Après un moment de réflexion, il réalisa qu'il n'avait jamais vu un orc pareil auparavant.
Les orcs qui lui ressemblent sont déjà rares.
Cependant, il s'agit également d'une information très importante ; une fois qu'il l'aura découverte, il pourra s'en emparer.

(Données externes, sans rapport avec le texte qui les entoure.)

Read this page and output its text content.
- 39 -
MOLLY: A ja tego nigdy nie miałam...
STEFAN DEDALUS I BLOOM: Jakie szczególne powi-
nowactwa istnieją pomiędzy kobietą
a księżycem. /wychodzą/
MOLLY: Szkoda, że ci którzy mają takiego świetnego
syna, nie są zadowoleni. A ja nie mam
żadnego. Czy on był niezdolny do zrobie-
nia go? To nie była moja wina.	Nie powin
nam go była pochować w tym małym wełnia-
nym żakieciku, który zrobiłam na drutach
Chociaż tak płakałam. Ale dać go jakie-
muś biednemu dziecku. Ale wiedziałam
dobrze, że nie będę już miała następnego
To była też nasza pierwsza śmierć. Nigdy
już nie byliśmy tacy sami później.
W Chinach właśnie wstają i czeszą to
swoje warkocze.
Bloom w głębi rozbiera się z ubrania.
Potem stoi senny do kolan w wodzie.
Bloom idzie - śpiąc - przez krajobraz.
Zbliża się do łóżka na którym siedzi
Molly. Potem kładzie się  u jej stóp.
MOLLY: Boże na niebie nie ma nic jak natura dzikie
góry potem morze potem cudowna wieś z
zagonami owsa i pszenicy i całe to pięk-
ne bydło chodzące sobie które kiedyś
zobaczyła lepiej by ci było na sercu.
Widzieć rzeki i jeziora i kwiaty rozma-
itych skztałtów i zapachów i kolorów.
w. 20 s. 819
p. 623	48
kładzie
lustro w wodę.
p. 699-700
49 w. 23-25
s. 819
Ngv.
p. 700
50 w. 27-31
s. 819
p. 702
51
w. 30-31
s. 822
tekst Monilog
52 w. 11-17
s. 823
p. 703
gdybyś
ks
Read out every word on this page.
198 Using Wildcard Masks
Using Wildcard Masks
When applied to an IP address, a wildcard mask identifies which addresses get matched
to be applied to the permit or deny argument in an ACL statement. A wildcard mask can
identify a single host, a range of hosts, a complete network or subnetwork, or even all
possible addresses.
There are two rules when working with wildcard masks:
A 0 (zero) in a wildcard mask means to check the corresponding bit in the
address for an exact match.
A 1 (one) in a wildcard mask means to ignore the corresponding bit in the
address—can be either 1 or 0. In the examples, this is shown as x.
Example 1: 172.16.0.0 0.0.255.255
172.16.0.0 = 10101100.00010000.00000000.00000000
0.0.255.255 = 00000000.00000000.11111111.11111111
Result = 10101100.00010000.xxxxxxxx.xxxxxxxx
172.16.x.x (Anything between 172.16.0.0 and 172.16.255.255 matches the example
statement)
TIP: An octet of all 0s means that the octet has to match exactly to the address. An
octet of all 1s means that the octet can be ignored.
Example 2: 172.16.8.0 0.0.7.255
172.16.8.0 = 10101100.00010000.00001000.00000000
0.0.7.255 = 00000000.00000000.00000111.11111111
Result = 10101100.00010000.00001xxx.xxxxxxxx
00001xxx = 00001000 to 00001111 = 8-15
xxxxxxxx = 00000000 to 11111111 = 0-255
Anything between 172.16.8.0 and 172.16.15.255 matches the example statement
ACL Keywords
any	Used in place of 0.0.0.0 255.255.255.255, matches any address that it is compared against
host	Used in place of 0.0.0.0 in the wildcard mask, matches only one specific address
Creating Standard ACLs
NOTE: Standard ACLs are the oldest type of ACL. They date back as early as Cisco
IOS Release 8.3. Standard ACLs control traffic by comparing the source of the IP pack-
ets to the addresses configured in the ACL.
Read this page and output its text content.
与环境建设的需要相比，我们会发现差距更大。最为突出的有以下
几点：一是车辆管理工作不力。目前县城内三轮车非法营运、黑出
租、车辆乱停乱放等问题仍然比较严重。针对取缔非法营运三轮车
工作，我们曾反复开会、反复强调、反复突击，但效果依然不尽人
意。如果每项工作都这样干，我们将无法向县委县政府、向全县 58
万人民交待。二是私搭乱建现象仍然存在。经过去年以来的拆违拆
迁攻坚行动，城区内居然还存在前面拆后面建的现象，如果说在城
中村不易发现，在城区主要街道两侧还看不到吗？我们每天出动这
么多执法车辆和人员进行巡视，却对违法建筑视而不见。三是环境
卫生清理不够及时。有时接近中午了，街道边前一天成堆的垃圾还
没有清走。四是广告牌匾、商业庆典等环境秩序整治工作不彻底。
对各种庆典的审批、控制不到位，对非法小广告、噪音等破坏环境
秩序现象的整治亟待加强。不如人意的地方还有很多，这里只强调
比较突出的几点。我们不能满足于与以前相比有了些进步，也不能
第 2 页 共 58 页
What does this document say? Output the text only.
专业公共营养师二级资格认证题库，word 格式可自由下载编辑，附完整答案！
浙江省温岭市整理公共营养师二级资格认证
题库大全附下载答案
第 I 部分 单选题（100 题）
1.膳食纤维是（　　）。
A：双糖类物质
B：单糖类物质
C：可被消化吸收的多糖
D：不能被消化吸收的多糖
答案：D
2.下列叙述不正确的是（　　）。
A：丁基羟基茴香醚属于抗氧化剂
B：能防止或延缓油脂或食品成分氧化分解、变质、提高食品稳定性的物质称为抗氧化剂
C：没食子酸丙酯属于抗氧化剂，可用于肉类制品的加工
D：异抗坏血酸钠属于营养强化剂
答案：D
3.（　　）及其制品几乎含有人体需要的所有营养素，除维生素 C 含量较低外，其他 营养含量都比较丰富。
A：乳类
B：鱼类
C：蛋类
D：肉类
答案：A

Il hocha la tête pour indiquer qu'il comprenait. Puis, fixant les marques sur le cou de Shen Nong, il demanda doucement : « Ça fait mal ? »
Shen Nong bâilla nonchalamment et dit d'un ton détaché : « Ça fait mal, ça fait tellement mal. » Puis, d'un air malicieux, elle ajouta : « Et si tu m'aidais à le tabasser quand on l'aura attrapé ? »
Ze répondit avec conviction : « Oui ! »
Voyant l'air fatigué de Shen Nong, Ze se leva et sortit chercher de l'eau chaude pour qu'elle puisse se laver.
« Prêtre, laissez-moi vous chercher de l'eau. »
Shen Nong ne répondit pas, mais fit simplement un geste de la main, lui signifiant de partir rapidement.
Tout en aidant Shen Nong à préparer l'eau, Ze se lava et entra dans la grotte pour appeler Shen Nong une fois qu'il eut fini de préparer l'eau.
Shen Nong, épuisé par le manque de sommeil, n'arrêtait pas de bâiller. Après s'être lavé, il se sentait complètement faible.
J'ai envie de dormir mais je n'y arrive pas, et même si j'essaie de dormir, je n'arrive pas à m'endormir.